Rembug Stunting Sebagai Sarana Cetak Generasi Emas Bebas Stunting
Sumbersari – Stunting adalah kondisi gagal tumbuh bagi anak berusia bawah lima tahun (balita) akibat kekurangan gizi kronis dan infeksi berulang pada 1.000 Hari Pertama Kehidupan (HPK).
Sesuai dengan Peraturan Presiden Nomor 72 Tahun 2021 Tentang Percepatan penurunan stunting telah ditetapkan 5 strategi Nasional penurunan stunting salah satunya adalah peningkatan komitmen dan visi kepemimpinan di Kementerian / lembaga, Pemerintah Daerah Propinsi, Kabupaten/Kota, dan pemerintah Desa.
Sebagai perwujudan komitmen di atas Pemerintah Kalurahan Sumbersari, Moyudan, Sleman, menggelar Rembug Stunting pada Jum’at (7/6
/2024) mulai pukul 13.00 WIB bertempat di Pendopo Kalurahan setempat.
Pada Rembug stunting tersebut dihadiri oleh Lurah Sumbersari, Kepala Jawatan Sosial Kapanewon Moyudan Nor Cahya Prasetya Budi Utomo, Tenaga Kesehatan dari Puskesmas, PKB, BPKal, Lembaga Kemasyaratan Kalurahan ( LKK), dan Guru PAUD.
Lurah Sumbersari Sukadi dalam sambutannya memberikan apresiasi kepada para kader, atas semangatnya untuk mengikuti rembug stunting. Lebih lanjut Sukadi menyampaikan bahwa kendati di Kalurahan Sumbersari di tahun 2023 angka Stunting menurun perlu dibuat rencana agar menjadi 0℅. “Rembug stunting ini merupakan usulan dari Kader Pembangunan Manusia (KPM) yang nantinya akan kami tuangkan ke dalam RKP Kalurahan dan APBKal.di tahun 2025.” Pungkas Sukadi.
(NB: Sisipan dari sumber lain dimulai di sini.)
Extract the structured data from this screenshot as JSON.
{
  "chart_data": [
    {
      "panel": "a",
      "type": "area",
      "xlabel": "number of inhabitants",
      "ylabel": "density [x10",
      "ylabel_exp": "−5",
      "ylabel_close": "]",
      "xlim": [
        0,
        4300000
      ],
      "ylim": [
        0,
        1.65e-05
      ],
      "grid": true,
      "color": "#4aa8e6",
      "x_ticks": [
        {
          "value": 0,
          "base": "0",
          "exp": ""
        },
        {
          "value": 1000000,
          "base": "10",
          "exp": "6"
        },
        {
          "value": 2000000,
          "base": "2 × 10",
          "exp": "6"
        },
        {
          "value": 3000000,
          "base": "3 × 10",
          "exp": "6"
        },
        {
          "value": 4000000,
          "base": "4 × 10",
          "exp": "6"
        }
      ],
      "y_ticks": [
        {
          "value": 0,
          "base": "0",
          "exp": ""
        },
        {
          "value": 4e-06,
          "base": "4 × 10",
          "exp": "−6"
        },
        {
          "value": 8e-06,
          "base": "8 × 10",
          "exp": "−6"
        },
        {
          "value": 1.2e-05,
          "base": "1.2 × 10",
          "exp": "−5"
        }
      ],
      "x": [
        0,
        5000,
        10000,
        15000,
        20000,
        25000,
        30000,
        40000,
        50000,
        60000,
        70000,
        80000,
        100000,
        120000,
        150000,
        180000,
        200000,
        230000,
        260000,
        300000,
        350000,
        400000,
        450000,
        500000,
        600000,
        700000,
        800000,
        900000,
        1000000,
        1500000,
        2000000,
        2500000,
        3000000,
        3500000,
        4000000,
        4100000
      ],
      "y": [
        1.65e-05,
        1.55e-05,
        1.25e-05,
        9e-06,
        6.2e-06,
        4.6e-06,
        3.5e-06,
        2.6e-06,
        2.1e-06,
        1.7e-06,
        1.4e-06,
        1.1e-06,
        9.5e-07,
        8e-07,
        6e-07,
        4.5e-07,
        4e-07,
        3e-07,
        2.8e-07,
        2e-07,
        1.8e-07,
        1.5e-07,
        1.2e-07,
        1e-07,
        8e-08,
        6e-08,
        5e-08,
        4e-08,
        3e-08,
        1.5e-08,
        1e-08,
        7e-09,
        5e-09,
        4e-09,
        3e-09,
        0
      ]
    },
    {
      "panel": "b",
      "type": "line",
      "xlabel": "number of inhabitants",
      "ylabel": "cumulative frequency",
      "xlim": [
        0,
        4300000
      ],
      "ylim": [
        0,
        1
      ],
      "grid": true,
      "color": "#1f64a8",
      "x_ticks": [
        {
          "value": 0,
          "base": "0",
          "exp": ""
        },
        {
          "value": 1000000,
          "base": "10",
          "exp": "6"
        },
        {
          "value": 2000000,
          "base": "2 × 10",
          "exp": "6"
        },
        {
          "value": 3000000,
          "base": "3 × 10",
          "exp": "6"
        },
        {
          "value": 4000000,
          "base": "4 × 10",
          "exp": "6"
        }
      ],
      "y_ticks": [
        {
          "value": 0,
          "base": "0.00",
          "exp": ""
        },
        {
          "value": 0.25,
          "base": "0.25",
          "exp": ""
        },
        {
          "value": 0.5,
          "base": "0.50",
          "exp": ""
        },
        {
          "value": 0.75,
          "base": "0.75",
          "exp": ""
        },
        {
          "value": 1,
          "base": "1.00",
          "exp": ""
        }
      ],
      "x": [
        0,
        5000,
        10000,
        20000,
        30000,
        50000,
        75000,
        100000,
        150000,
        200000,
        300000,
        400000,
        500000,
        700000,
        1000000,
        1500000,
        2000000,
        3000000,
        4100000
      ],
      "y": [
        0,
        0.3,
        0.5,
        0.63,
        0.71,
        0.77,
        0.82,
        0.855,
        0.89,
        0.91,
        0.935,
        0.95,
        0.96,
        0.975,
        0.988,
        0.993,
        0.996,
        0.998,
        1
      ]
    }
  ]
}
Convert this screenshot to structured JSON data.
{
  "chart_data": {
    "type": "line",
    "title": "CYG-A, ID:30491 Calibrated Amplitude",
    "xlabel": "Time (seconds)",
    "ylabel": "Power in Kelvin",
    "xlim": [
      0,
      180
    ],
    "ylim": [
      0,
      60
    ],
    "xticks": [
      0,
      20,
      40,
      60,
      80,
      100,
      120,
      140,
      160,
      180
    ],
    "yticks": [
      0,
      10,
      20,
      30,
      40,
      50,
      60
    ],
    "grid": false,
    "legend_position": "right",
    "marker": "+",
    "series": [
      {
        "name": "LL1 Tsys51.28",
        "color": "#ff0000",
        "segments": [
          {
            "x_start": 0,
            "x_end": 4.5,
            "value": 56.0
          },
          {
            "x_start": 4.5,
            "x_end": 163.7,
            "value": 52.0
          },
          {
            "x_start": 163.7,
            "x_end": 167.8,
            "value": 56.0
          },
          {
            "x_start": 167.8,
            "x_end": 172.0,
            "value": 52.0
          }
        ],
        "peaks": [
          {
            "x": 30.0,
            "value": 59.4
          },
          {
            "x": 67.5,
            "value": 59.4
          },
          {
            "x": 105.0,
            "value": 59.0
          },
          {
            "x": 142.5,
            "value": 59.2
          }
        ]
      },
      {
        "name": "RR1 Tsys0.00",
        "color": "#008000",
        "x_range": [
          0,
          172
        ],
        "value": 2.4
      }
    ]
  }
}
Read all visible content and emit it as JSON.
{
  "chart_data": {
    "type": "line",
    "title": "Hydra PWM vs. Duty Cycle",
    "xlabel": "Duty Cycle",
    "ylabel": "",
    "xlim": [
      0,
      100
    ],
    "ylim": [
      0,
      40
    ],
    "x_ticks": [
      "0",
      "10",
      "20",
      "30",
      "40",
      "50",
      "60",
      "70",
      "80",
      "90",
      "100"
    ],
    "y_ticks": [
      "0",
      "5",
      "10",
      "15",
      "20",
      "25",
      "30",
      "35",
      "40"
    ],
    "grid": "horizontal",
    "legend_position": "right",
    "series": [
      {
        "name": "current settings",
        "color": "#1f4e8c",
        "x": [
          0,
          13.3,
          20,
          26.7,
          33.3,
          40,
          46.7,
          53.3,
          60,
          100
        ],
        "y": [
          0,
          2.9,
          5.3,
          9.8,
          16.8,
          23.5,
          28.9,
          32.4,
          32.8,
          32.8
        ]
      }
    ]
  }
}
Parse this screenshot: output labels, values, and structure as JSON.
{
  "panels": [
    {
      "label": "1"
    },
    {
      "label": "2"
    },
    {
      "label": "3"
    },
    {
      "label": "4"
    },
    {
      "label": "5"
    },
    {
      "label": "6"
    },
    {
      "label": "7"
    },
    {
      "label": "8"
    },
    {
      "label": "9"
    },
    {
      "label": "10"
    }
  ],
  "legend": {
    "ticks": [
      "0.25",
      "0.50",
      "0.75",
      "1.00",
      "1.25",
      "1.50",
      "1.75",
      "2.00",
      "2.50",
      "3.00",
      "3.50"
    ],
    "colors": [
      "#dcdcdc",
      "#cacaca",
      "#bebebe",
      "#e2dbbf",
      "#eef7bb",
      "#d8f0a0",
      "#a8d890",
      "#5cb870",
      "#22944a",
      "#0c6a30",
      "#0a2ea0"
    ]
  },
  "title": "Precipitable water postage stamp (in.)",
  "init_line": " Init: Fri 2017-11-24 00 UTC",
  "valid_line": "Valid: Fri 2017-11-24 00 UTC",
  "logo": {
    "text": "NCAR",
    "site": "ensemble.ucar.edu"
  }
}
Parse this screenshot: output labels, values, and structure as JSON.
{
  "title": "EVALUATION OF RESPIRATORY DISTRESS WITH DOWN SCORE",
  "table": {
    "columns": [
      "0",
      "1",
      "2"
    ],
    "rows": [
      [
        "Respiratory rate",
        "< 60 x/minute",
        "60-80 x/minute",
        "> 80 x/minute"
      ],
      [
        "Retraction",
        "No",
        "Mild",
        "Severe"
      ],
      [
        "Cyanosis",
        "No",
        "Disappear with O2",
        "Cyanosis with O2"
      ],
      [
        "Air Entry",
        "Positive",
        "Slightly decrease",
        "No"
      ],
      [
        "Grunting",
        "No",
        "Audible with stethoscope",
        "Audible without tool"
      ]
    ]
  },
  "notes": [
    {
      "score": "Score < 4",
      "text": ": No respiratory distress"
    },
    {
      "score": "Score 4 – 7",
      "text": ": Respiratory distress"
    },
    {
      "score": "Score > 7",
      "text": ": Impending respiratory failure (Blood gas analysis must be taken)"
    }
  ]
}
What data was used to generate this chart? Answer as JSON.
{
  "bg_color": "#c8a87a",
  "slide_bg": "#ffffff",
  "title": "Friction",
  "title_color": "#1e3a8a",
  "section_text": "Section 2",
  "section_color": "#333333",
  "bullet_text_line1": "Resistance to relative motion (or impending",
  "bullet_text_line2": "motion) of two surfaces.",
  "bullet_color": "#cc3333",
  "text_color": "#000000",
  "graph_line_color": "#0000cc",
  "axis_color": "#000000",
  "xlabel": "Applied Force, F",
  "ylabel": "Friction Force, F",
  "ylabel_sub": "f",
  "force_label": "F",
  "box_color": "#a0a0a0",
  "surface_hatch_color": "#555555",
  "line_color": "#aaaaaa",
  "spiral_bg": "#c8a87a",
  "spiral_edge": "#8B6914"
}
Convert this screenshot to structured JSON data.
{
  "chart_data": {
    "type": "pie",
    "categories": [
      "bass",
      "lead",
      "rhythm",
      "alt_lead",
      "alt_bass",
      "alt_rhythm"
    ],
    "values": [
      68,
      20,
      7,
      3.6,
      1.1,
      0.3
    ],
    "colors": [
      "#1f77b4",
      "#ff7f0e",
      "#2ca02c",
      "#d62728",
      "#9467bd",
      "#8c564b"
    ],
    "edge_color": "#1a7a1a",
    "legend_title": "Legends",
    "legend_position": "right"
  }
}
Sebelum melakukan rembug stunting terlebih dahulu diberikan penjelasan tentang stunting yang dipaparkan tenaga Kesehatan dari Puskesmas Moyudan Rima Fikri Aksani dan Anindya Intan Ayudya Rahmawati, dan PKB Moyudan Wahyu Ariyanti Rosaria Bawati. Dalam pemaparannya selain menjelaskan tentang stunting juga dijelaskan 7 cara efektif mencegah stunting di masa pertumbuhan anak.” Tujuh cara tersebut adalah Penuhi Kebutuhan Gizi Ibu Hamil, beri ASi ekslusif sampai bayi usia 6 bulan, dampingi ASI dengan MPASI (makanan pendamping ASI) setelah bayi berusia 6 bulan, pantau tumbuh kembang anak dan rutin ke posyandu, lengkapi imunisasi anak, menerapkan Perilaku Hidup Sehat dan Bersih (PHPS) dan Konsumsi Tablet Tambah Darah bagi remaja dan Ibu Hamil.” Tambah Maya dari Puskesmas Moyudan. Rima juga berharap agar Rembug Stunting tahun 2024, bisa menjadi sarana untuk mencetak generasi emas bebas stunting.
Selanjutnya para peserta Rembug stunting melakukan diskusi kelompok untuk merumuskan pencegahan stunting dan diusulkan ke Pemerintah Kalurahan Sumbersari. Dari usulan tersebut nantinya akan menjadi acuan dalam penyusunan Rencana Kerja Pemerintah Kalurahan ( RKP).